La scomparsa di Raffaella Carrà ci dà uno strattone. Ci avverte che una stagione della televisione generalista sta arrivando al capolinea.
Artista poliedrica, fattasi da sé con studio e fatica fino a diventare maestra di tante e tanti più giovani colleghe e colleghi, lascia obiettivamente un vuoto. Con stile e ironia è stata, infatti, il simbolo stesso del varietà. Quel particolare genere della cultura di massa che unisce, quando è di livello, grande mestiere, qualità professionali notevoli, contaminazioni creative tra il teatro, lo spettacolo dal vivo, la musica e la danza. Si tratta del macro format che, insieme all’informazione e alla fiction, ha fornito storia e identità al diffuso elettrodomestico di casa. Dal bianco e nero al colore.
Quanti sabato sera sono stati accompagnati dalla voce e dalla bravura carismatica della Carrà, espressione autentica del nazionale e popolare.
Mai rinchiusa nei confini domestici, la popolarità che ne ha accompagnato il percorso l’ha eletta a eroina dei due mondi, apprezzata com’è nelle Americhe, a partire dai luoghi segnati dalle culture latine così affini ad un’estetica un po’ irriverente, un po’ malinconica. Briosa e incontenibile, con una fisicità dirompente (l’esibizione dell’ombelico divenne una sorta di rottura della moralità bigotta prevalente nella vecchia Rai, non per caso commentata da numerose pagine della mediologia), one woman show. Con una naturalezza nel ballo che l’ha iscritta alla serie alla cui testa c’è l’indimenticabile Carla Fracci.

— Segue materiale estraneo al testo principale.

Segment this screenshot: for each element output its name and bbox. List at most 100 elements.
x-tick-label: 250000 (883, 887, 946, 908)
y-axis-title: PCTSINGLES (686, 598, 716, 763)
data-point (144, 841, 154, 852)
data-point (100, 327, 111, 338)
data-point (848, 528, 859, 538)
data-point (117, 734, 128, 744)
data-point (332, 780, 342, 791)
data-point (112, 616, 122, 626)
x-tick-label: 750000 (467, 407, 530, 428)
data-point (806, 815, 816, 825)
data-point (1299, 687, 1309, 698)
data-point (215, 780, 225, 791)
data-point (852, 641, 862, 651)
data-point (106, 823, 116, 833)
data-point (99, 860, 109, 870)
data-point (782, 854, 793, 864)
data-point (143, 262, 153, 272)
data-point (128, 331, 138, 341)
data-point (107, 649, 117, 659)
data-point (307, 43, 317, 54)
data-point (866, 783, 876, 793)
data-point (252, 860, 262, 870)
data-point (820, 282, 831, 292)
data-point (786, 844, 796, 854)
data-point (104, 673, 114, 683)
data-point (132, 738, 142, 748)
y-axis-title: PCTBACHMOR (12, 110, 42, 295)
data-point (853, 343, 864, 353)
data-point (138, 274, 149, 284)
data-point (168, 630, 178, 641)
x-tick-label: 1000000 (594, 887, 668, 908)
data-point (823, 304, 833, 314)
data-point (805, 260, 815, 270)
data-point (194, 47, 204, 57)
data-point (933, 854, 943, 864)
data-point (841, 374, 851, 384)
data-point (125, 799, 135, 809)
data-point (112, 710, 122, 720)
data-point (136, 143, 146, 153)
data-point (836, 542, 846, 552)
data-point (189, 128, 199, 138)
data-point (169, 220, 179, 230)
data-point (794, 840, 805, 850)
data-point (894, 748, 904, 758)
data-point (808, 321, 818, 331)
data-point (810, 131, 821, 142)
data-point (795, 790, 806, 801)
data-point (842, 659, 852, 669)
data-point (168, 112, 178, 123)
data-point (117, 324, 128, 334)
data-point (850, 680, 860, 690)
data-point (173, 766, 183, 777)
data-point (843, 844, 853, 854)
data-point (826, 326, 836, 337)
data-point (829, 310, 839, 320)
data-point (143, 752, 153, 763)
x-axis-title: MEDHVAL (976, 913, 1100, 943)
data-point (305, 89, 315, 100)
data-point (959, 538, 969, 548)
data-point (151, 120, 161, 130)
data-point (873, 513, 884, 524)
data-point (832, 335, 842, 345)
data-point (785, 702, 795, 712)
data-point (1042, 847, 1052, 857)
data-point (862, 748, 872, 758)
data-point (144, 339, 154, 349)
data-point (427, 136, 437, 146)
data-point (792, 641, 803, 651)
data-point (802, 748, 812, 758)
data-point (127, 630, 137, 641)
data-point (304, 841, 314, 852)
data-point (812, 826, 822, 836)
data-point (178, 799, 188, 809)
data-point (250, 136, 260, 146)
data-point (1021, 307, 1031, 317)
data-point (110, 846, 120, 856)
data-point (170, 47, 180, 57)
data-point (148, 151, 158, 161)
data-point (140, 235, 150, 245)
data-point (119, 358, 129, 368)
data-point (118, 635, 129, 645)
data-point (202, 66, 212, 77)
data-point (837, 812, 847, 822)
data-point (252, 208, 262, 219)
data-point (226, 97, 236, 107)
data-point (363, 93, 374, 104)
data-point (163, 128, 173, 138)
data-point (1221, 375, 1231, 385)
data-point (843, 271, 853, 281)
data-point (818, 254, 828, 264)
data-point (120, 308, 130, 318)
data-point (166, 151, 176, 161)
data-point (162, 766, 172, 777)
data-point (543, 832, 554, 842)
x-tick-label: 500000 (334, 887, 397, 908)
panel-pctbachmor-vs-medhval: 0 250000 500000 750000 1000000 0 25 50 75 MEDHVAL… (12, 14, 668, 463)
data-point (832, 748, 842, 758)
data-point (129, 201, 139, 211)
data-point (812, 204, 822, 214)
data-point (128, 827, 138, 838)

Una donna, in mezzo a mostri sacri dello spettacolo maschi, spesso bravi ma altrettanto spesso invadenti. La Carrà non si è ritagliata il ruolo della classica presenza femminile nel varietà. Al contrario, ha saputo diventare protagonista e punto di forza di monumenti dello svago come Canzonissima o Milleluci, magari insieme a Mina o a Pippo Baudo.
Non solo. Apparve nel cinema con Frank Sinatra o nei programmi per bambini come Maga Maghella o Topo Gigio.
Sdoganò un erotismo esibito in forme leggere e non forzate, né volgari né narcisistiche. E, infatti, piaceva senza distinzioni di genere..
Canzoni celebri come Tuca Tuca o Rumore o Com’è bello far l’amore da Trieste in giù sono diventate la colonna sonore diffusa e adatta persino agli stonati.
Raffaella Carrà fu contesa a lungo dalla Rai e da Mediaset. Quando Biagio Agnes -direttore potente del servizio pubblico- e Silvio Berlusconi sancirono verso la metà degli anni ottanta del secolo passato una sorta di pax televisiva parlavano proprio di lei e del suo doppio maschile Baudo. Una diva seguitissima e stimata poteva spostare svariati punti di percentuale dello share.
A raccontare comincia tu fu una rubrica condotta dalla Carrà tra il 2019 e il 2020 per la terza rete della Rai. Bravissima, preparata conduceva la trasmissione in modi non banali. Anzi. Superò, forse, sé stessa di fronte a Riccardo Muti, inarrivabile e severo. Tuttavia, persino il celeberrimo direttore fu dolcemente avvolto dalle trovate di un’intervistatrice capace di rotolare tra punti alti e coltissimi e gradevoli incursioni nella e sulla vita privata. Equilibrismi d’autrice.